The dictionary says the use of “Ms.” in the modern sense didn’t show up until the early 20th century. The first example in the dictionary is from the Nov. 10, 1901, issue of the Springfield (MA) Sunday Republican:

“The abbreviation ‘Ms.’ is simple, it is easy to write, and the person concerned can translate it properly according to circumstances. For oral use it might be rendered as ‘Mizz,’ which would be a close parallel to the practice long universal in many bucolic regions, where a slurred Mis’ does duty for Miss and Mrs. alike.”

It took dozens of years for the usage to become widespread. As Baron explains, “Ms. didn’t really take off until the politically-motivated language reforms of second-wave feminism and the cultural impact of Ms. Magazine in the 1970s.”

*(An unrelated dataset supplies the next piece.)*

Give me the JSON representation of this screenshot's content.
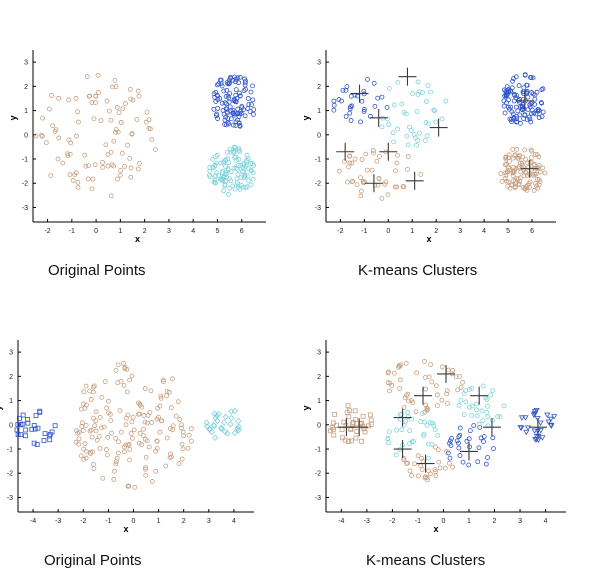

The OED defines the modern sense of “Ms.” as a “title of courtesy prefixed to the surname of a woman, sometimes with her first name interposed.”

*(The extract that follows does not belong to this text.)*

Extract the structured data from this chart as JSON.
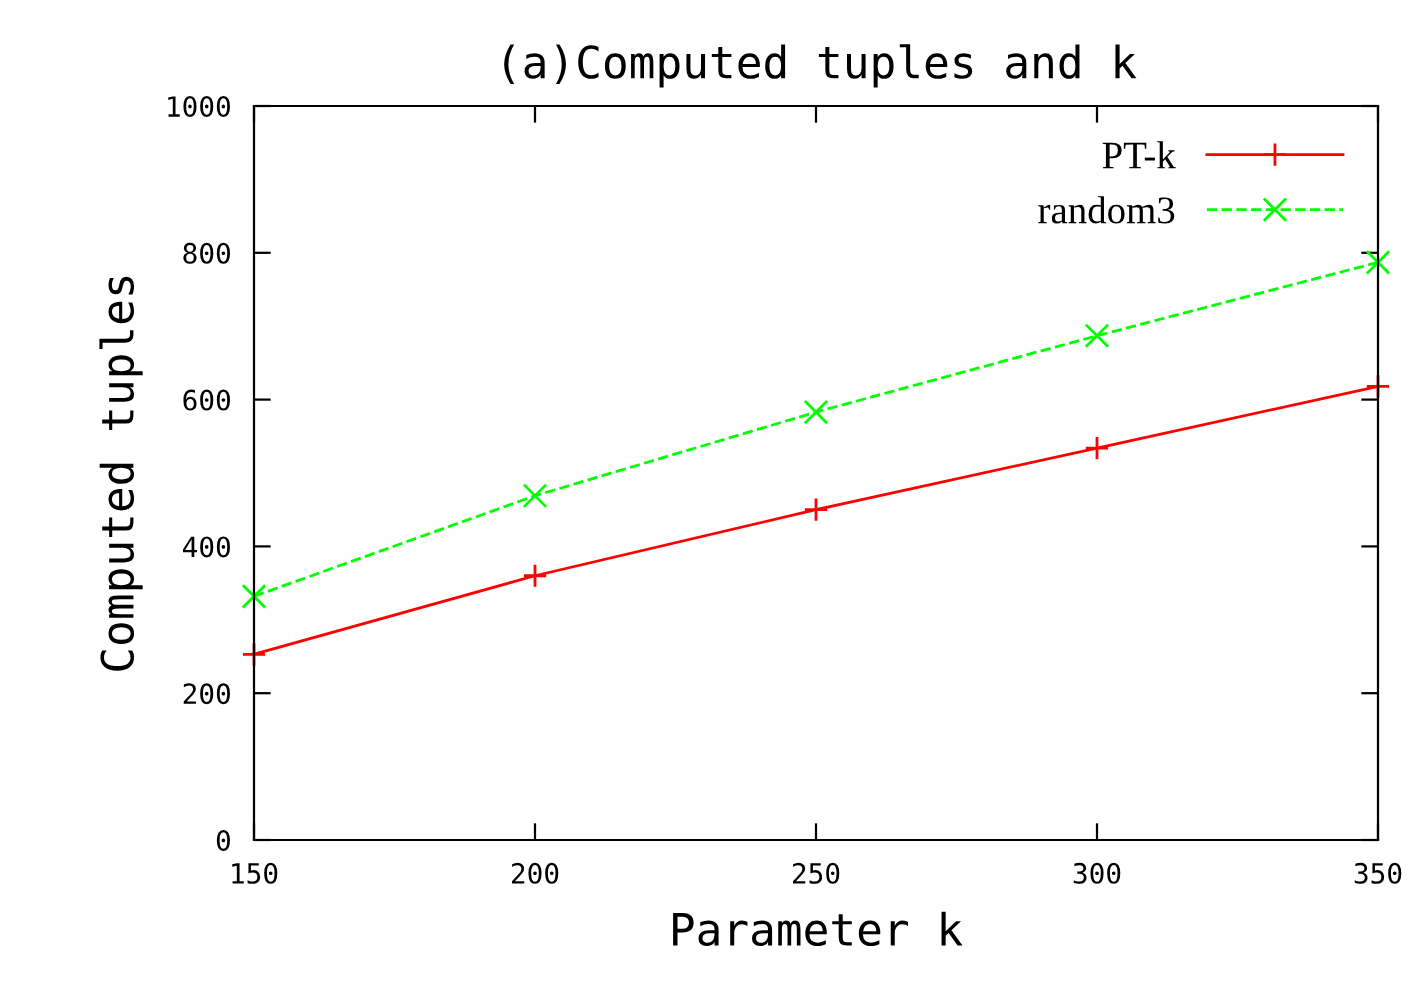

The dictionary says it’s been “adopted esp. in formal and business contexts as an alternative to Mrs. and Miss principally as a means to avoid having to specify a woman’s marital status (regarded as irrelevant, intrusive, or potentially discriminatory).”

Etymologically, Oxford says, “Ms.” is an “orthographic and phonetic blend” of “Mrs.” and “Miss.” The pronunciation of the “s” in “Ms.” as “z,” the dictionary says, “would appear to have arisen as a result of deliberate attempts to distinguish between this word and Miss.”

Although “Ms.” is not technically an abbreviation, it still has a period in American style manuals and dictionaries. In British style (as in the OED, for example), this courtesy title, like many others, has no period.

As we reported back in 2009, it was the linguist Ben Zimmer who tracked down that 1901 citation in the OED. He later singled out Sheila Michaels as the “one-woman lobbying force” in the 1960s who campaigned to make “Ms.” a feminist alternative to “Miss” and “Mrs.”

In an Oct. 23, 2009, On Language column in the New York Times Magazine, he says her advocacy finally paid off in 1970, when Gloria Steinem and other feminists endorsed the usage. Steinem then used it when she introduced Ms. magazine in 1971.

“In some quarters, recognition of Ms. was slow in coming,” Zimmer adds. “The New York Times waited until 1986 to announce that it would embrace the use of Ms. as an honorific alongside Miss and Mrs. Eighty-five years after The Sunday Republican’s unassuming contribution to our modern lexicon, The Times admitted that the ‘void in the English language’ had been filled.”